Judging from a number of recent publications, the long-running debate over the origins of iron smelting in sub-Saharan Africa has been resolved… in favor of those advocating independent invention. For Gérard Quéchon, the French archeologist to whom we owe very early dates for iron metallurgy from the Termit Massif in Niger, “indisputably, in the present state of knowledge, the hypothesis of an autochthonous invention is convincing.” According to Eric Huysecom, a Belgian-born archeologist, “[o]ur present knowledge allows us … to envisage one or several independent centres of metal innovation in sub-Saharan Africa.”
Hamady Bocoum, a Senegalese archeologist, asserts that “more and more numerous datings are pushing back the beginning of iron production in Africa to at least the middle of the second millennium BC, which would make it one of the world's oldest metallurgies.” He thinks that “in the present state of knowledge, the debate [over diffusion vs. independent invention] is closed for want of conclusive proof accrediting any of the proposed transmission channels [from the north].” The American archeologist Peter R. Schmidt tells us “the hypothesis for independent invention is currently the most viable among the multitude of diffusionist hypotheses.”

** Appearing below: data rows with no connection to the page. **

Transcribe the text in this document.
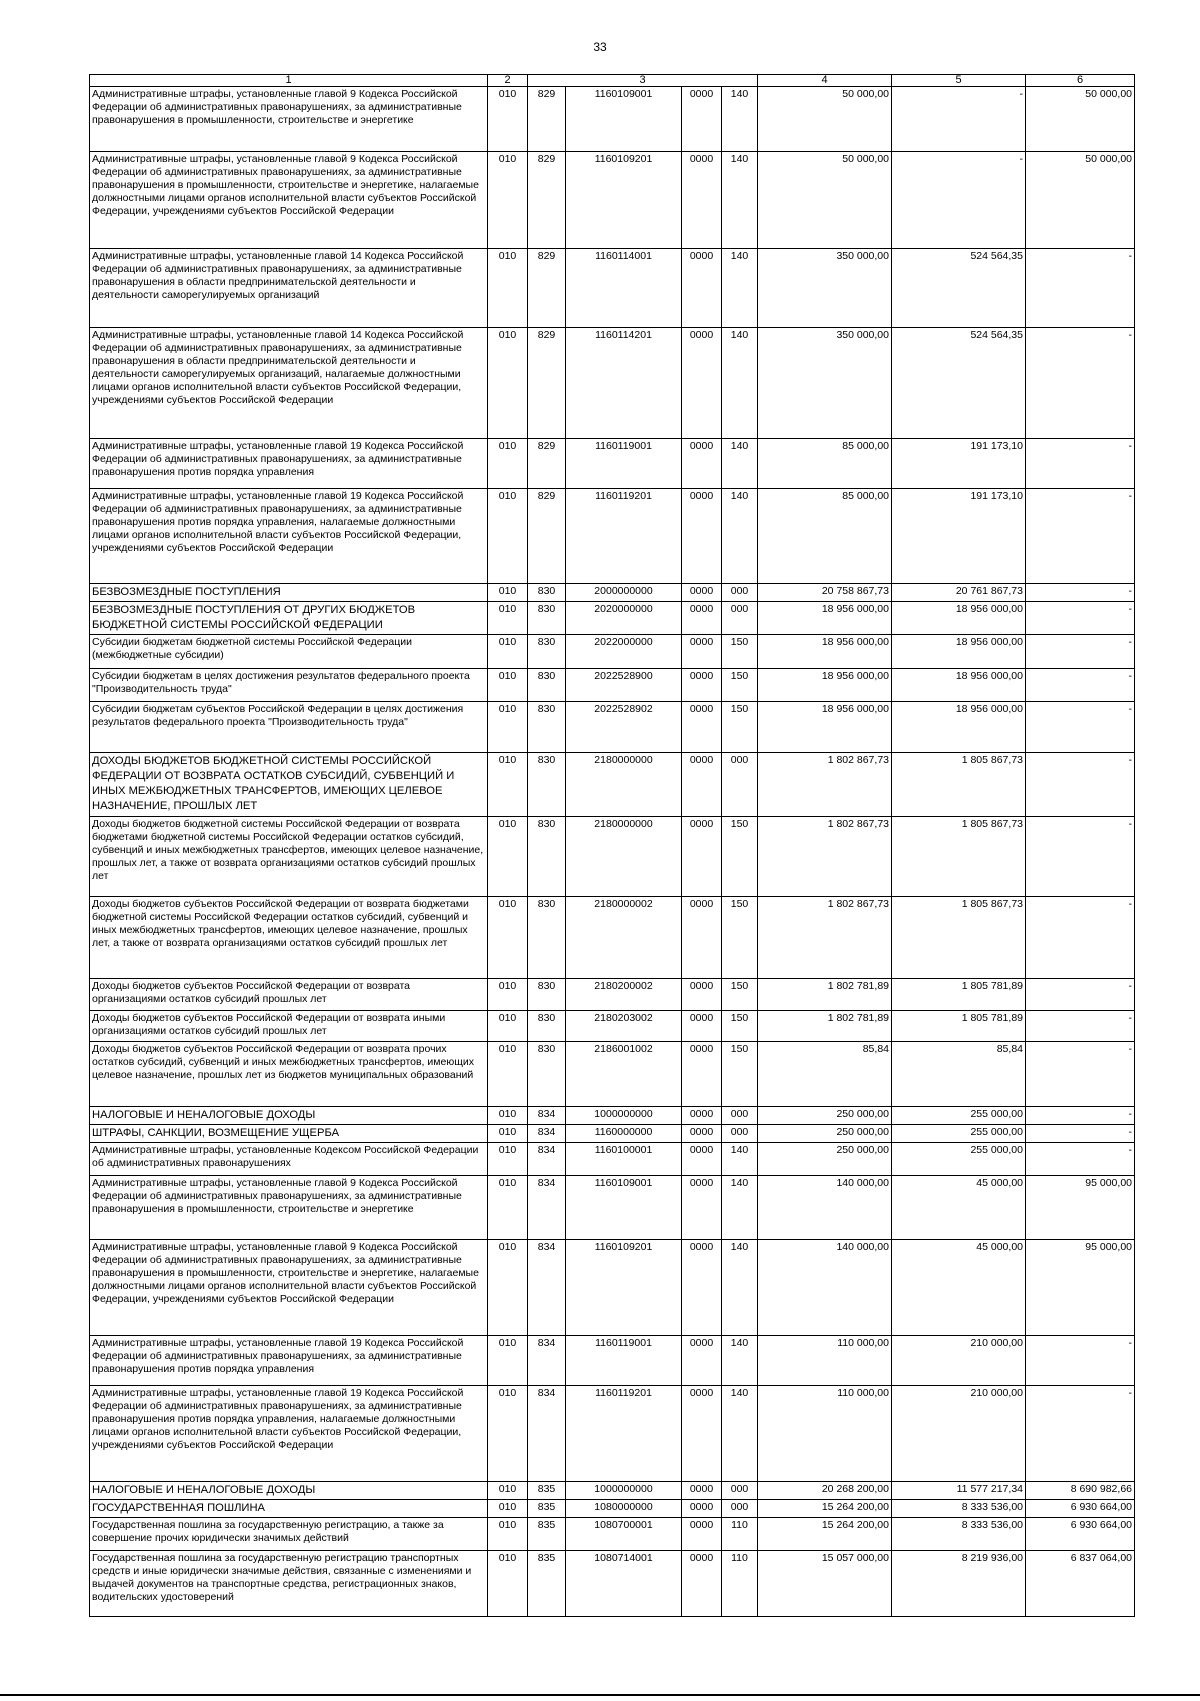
33
1	2	3				4	5	6
Административные штрафы, установленные главой 9 Кодекса Российской Федерации об административных правонарушениях, за административные правонарушения в промышленности, строительстве и энергетике	010	829	1160109001	0000	140	50 000,00	-	50 000,00
Административные штрафы, установленные главой 9 Кодекса Российской Федерации об административных правонарушениях, за административные правонарушения в промышленности, строительстве и энергетике, налагаемые должностными лицами органов исполнительной власти субъектов Российской Федерации, учреждениями субъектов Российской Федерации	010	829	1160109201	0000	140	50 000,00	-	50 000,00
Административные штрафы, установленные главой 14 Кодекса Российской Федерации об административных правонарушениях, за административные правонарушения в области предпринимательской деятельности и деятельности саморегулируемых организаций	010	829	1160114001	0000	140	350 000,00	524 564,35	-
Административные штрафы, установленные главой 14 Кодекса Российской Федерации об административных правонарушениях, за административные правонарушения в области предпринимательской деятельности и деятельности саморегулируемых организаций, налагаемые должностными лицами органов исполнительной власти субъектов Российской Федерации, учреждениями субъектов Российской Федерации	010	829	1160114201	0000	140	350 000,00	524 564,35	-
Административные штрафы, установленные главой 19 Кодекса Российской Федерации об административных правонарушениях, за административные правонарушения против порядка управления	010	829	1160119001	0000	140	85 000,00	191 173,10	-
Административные штрафы, установленные главой 19 Кодекса Российской Федерации об административных правонарушениях, за административные правонарушения против порядка управления, налагаемые должностными лицами органов исполнительной власти субъектов Российской Федерации, учреждениями субъектов Российской Федерации	010	829	1160119201	0000	140	85 000,00	191 173,10	-
БЕЗВОЗМЕЗДНЫЕ ПОСТУПЛЕНИЯ	010	830	2000000000	0000	000	20 758 867,73	20 761 867,73	-
БЕЗВОЗМЕЗДНЫЕ ПОСТУПЛЕНИЯ ОТ ДРУГИХ БЮДЖЕТОВ БЮДЖЕТНОЙ СИСТЕМЫ РОССИЙСКОЙ ФЕДЕРАЦИИ	010	830	2020000000	0000	000	18 956 000,00	18 956 000,00	-
Субсидии бюджетам бюджетной системы Российской Федерации (межбюджетные субсидии)	010	830	2022000000	0000	150	18 956 000,00	18 956 000,00	-
Субсидии бюджетам в целях достижения результатов федерального проекта "Производительность труда"	010	830	2022528900	0000	150	18 956 000,00	18 956 000,00	-
Субсидии бюджетам субъектов Российской Федерации в целях достижения результатов федерального проекта "Производительность труда"	010	830	2022528902	0000	150	18 956 000,00	18 956 000,00	-
ДОХОДЫ БЮДЖЕТОВ БЮДЖЕТНОЙ СИСТЕМЫ РОССИЙСКОЙ ФЕДЕРАЦИИ ОТ ВОЗВРАТА ОСТАТКОВ СУБСИДИЙ, СУБВЕНЦИЙ И ИНЫХ МЕЖБЮДЖЕТНЫХ ТРАНСФЕРТОВ, ИМЕЮЩИХ ЦЕЛЕВОЕ НАЗНАЧЕНИЕ, ПРОШЛЫХ ЛЕТ	010	830	2180000000	0000	000	1 802 867,73	1 805 867,73	-
Доходы бюджетов бюджетной системы Российской Федерации от возврата бюджетами бюджетной системы Российской Федерации остатков субсидий, субвенций и иных межбюджетных трансфертов, имеющих целевое назначение, прошлых лет, а также от возврата организациями остатков субсидий прошлых лет	010	830	2180000000	0000	150	1 802 867,73	1 805 867,73	-
Доходы бюджетов субъектов Российской Федерации от возврата бюджетами бюджетной системы Российской Федерации остатков субсидий, субвенций и иных межбюджетных трансфертов, имеющих целевое назначение, прошлых лет, а также от возврата организациями остатков субсидий прошлых лет	010	830	2180000002	0000	150	1 802 867,73	1 805 867,73	-
Доходы бюджетов субъектов Российской Федерации от возврата организациями остатков субсидий прошлых лет	010	830	2180200002	0000	150	1 802 781,89	1 805 781,89	-
Доходы бюджетов субъектов Российской Федерации от возврата иными организациями остатков субсидий прошлых лет	010	830	2180203002	0000	150	1 802 781,89	1 805 781,89	-
Доходы бюджетов субъектов Российской Федерации от возврата прочих остатков субсидий, субвенций и иных межбюджетных трансфертов, имеющих целевое назначение, прошлых лет из бюджетов муниципальных образований	010	830	2186001002	0000	150	85,84	85,84	-
НАЛОГОВЫЕ И НЕНАЛОГОВЫЕ ДОХОДЫ	010	834	1000000000	0000	000	250 000,00	255 000,00	-
ШТРАФЫ, САНКЦИИ, ВОЗМЕЩЕНИЕ УЩЕРБА	010	834	1160000000	0000	000	250 000,00	255 000,00	-
Административные штрафы, установленные Кодексом Российской Федерации об административных правонарушениях	010	834	1160100001	0000	140	250 000,00	255 000,00	-
Административные штрафы, установленные главой 9 Кодекса Российской Федерации об административных правонарушениях, за административные правонарушения в промышленности, строительстве и энергетике	010	834	1160109001	0000	140	140 000,00	45 000,00	95 000,00
Административные штрафы, установленные главой 9 Кодекса Российской Федерации об административных правонарушениях, за административные правонарушения в промышленности, строительстве и энергетике, налагаемые должностными лицами органов исполнительной власти субъектов Российской Федерации, учреждениями субъектов Российской Федерации	010	834	1160109201	0000	140	140 000,00	45 000,00	95 000,00
Административные штрафы, установленные главой 19 Кодекса Российской Федерации об административных правонарушениях, за административные правонарушения против порядка управления	010	834	1160119001	0000	140	110 000,00	210 000,00	-
Административные штрафы, установленные главой 19 Кодекса Российской Федерации об административных правонарушениях, за административные правонарушения против порядка управления, налагаемые должностными лицами органов исполнительной власти субъектов Российской Федерации, учреждениями субъектов Российской Федерации	010	834	1160119201	0000	140	110 000,00	210 000,00	-
НАЛОГОВЫЕ И НЕНАЛОГОВЫЕ ДОХОДЫ	010	835	1000000000	0000	000	20 268 200,00	11 577 217,34	8 690 982,66
ГОСУДАРСТВЕННАЯ ПОШЛИНА	010	835	1080000000	0000	000	15 264 200,00	8 333 536,00	6 930 664,00
Государственная пошлина за государственную регистрацию, а также за совершение прочих юридически значимых действий	010	835	1080700001	0000	110	15 264 200,00	8 333 536,00	6 930 664,00
Государственная пошлина за государственную регистрацию транспортных средств и иные юридически значимые действия, связанные с изменениями и выдачей документов на транспортные средства, регистрационных знаков, водительских удостоверений	010	835	1080714001	0000	110	15 057 000,00	8 219 936,00	6 837 064,00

Africanists other than archeologists are in agreement. For Basil Davidson, the foremost popularizer of African history, “African metallurgical skills [were] locally invented and locally developed.” The American linguist Christopher Ehret says
Africa south of the Sahara, it now seems, was home to a separate and independent invention of iron metallurgy … To sum up the available evidence, iron technology across much of sub-Saharan Africa has an African origin dating to before 1000 BCE.